Я ушел от Антонова раздраженным и даже немного пожалел, что сыграл на его жажде превосходства. Может, и правда стоило прикинуться дурачком? Спустился в метро, но через пять минут почувствовал такую жажду вырваться наверх, подальше от тоскливой измученной толпы, что вышел на Курской и, окунувшись в мысли, дал волю ногам. Я поворачивал не задумываясь, блуждал дворами и проспектами, рассматривал места, где бывал неоднократно, останавливался там, куда пришел впервые, и сам того не заметил, как оказался на Варварке, а затем проскользил с людским потоком к Кремлю. Красные зубцы его с монументальным величием возвышались над толпами снующих людей – суетливых китайских туристов, заносчивых приезжих, вылизанных хипстеров, – надменно рдели над деревьями и аллеями. В этом имперском могуществе чувствовалось притязание на вечность – им объяснялось то гнетущее высокомерие, с которым Кремль взирал на остальную Россию. Но было в этом и что-то еще. Это не пустая надменность, но именно властное повеление, приказ. То, что Вадим называл «императив Кремля». На какую-то долю секунды мне показалось, что этот императив в немалой степени создается местным контингентом – полицией и солидными мужчинами в дорогих костюмах. Проверить это было совсем не сложно: я стремительно удалялся прочь, пока Кремль не скрылся за стеной какого-то старинного дома. Полиции здесь было немногим меньше, деловитых мужчин, с презрением оглядывающих случайных прохожих, и вовсе пруд пруди – императив желудка гнал их до ближайшего кафе, но дух… Дух был совсем иной.

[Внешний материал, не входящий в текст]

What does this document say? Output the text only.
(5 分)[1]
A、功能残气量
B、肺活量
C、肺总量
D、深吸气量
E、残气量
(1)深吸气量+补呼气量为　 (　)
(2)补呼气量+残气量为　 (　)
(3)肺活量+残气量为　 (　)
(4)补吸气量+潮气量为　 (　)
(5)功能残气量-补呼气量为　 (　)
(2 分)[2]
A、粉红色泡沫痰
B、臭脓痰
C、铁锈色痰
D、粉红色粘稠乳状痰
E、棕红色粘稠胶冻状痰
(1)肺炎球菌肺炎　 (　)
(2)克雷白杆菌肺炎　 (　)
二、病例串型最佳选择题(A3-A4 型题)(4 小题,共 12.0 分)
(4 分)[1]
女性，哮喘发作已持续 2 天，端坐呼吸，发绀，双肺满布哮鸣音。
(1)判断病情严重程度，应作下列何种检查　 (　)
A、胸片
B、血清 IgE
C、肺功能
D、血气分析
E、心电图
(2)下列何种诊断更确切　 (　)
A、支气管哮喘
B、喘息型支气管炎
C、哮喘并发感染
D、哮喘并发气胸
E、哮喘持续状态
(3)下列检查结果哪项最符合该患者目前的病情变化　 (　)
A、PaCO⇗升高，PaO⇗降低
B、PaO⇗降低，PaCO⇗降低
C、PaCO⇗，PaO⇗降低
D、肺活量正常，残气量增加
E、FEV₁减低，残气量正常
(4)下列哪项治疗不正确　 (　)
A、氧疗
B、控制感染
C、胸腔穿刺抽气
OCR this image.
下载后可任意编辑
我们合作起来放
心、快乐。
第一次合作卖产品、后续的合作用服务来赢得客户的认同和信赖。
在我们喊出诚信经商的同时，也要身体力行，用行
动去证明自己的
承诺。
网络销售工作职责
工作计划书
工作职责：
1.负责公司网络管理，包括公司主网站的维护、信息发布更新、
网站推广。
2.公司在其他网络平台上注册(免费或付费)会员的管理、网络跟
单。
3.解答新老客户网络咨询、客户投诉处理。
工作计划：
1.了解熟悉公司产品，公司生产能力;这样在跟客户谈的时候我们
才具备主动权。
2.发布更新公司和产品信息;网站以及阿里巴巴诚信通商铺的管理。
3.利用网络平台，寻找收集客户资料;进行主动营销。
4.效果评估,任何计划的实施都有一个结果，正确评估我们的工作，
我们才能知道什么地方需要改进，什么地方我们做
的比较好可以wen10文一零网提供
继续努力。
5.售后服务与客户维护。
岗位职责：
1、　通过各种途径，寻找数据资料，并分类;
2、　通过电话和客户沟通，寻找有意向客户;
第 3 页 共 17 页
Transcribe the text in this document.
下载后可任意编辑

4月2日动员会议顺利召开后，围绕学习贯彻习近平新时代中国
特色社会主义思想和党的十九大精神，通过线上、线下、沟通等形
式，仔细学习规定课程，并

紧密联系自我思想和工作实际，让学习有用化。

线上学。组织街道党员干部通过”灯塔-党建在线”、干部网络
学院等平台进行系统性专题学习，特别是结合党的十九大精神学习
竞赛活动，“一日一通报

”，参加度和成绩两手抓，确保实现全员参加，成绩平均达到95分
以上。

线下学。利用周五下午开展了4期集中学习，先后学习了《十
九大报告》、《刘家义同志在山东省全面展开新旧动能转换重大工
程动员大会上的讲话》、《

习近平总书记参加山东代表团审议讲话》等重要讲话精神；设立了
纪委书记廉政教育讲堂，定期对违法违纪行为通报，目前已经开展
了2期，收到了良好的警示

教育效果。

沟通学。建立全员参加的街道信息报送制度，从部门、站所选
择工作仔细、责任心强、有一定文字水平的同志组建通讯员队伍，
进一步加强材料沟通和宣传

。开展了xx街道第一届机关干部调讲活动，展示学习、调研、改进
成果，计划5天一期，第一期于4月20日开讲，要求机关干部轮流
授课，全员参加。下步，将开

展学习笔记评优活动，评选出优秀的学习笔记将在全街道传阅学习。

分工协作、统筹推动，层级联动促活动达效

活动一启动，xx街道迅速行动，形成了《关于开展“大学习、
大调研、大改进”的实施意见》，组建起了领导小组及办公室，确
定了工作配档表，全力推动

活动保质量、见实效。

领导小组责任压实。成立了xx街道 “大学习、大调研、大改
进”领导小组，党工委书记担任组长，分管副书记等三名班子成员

Я резко развернулся, едва не столкнувшись с какой-то манерной девицей, и вернулся в точку, откуда мог смотреть на Кремль. Вот он, резиденция князей, царей, партии. Столетия – пройдут. Правители – погибнут. Режимы – падут. Умру и я, и мои современники… Но он, символ власти, средоточие самого духа России, он – останется.
Чувствовал ли его императив Наполеон? Думал ли, когда отдавал приказ разрушить Кремль, о том, какую огромную символическую роль эта средневековая крепость играет для русского народа? Понимал ли он, что вещи, претендующие на вечность, невозможно разрушить, не уничтожив людей, которые это право на вечность за ними признают? Неизвестно, понимал ли Наполеон. Зато ясно, насколько сильно в подобной мысли утвердился Гитлер.
Все же удивительно, с какой силой действуют на нас символы. Демонстративное сжигание флага или портрета вождя действует мощнее, чем многотомные труды обстоятельной критики. Драма, разыгравшаяся для двух людей, заставляет расчувствоваться сильнее, чем трагедия целого народа. Нам всегда будут нужны герои и их подвиги, которые становятся прототипами для остальных, подают пример для подражания. Гагарин оживал едва ли не в каждом советском школьнике точно так же, как двумя тысячелетиями ранее в греческом юноше воскрешался Ахиллес.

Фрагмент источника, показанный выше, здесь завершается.